Poor guy. In the first dream we were at a party. I said I hadn’t had a ‘pash’ for ages and would he be up for it. He he. Of course the guy was. That’s as far as it went as I woke up. Good thing. Second dream was where I was hanging out more with him watching movies etc at our house. I woke up and was bothered for the whole day about these dreams. I drew tree diagrams in my head of all the reasons that it wouldn’t be a good idea to pursue something with him. But I did keep thinking about it and sometimes it was nice to think about. Anyway after all that, it doesn’t matter particularly who the dream was about, (it could have been anyone representing the ‘male’), I realised it was about how I missed having a male around.
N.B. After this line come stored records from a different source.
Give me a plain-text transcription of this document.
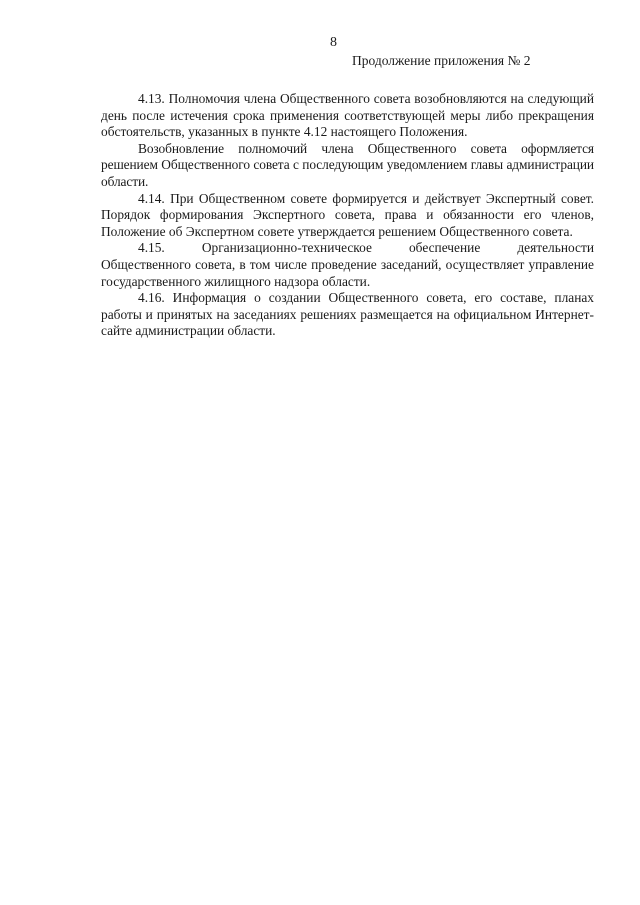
8
Продолжение приложения № 2

4.13. Полномочия члена Общественного совета возобновляются на следующий день после истечения срока применения соответствующей меры либо прекращения обстоятельств, указанных в пункте 4.12 настоящего Положения.

Возобновление полномочий члена Общественного совета оформляется решением Общественного совета с последующим уведомлением главы администрации области.

4.14. При Общественном совете формируется и действует Экспертный совет. Порядок формирования Экспертного совета, права и обязанности его членов, Положение об Экспертном совете утверждается решением Общественного совета.

4.15.	Организационно-техническое	обеспечение	деятельности

Общественного совета, в том числе проведение заседаний, осуществляет управление государственного жилищного надзора области.

4.16. Информация о создании Общественного совета, его составе, планах работы и принятых на заседаниях решениях размещается на официальном Интернет-сайте администрации области.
I have always missed having my dad around as he died when I was 11. I have loved hugs from older friends who are men, as they kind of represent what my dad would have been/done. So now having lost a 2nd significant male in my life, I’m feeling pretty low about it. I miss the hugs, the touch, the companionship and the intimacy. I am sad. It has freaked me out to realise how vulnerable I am and how I felt such a strong pull to do something that I know is not something I want to do.
This is a significant 2nd loss for me and I am feeling it immensely. I have explained it to God in simple terms, repeating it over and over with tears: I miss not having a dad. I miss not having d. And that’s ok that that is all that comes out. Its’ raw and truthful and there need not be any fancier words.

1 comment:

Amy said...

I LOVE this post. I love how you are so alive on the inside. I love how real you are to yourself. I love how you are able to identify the need for masculine authority and protection and love. You are so worth that loving - you three are so valuable and priceless. I know that your future holds new life, being romanced by the King and surrendering to the journey with joy. I so enjoyed talking with you on the phone yesterday and am looking forward to hanging out in a few weeks. XXX ps I have been wanting to take some pics of spring and blossom (new season stuff) and post them, how 'bout you do it too and we can compare our perspectives.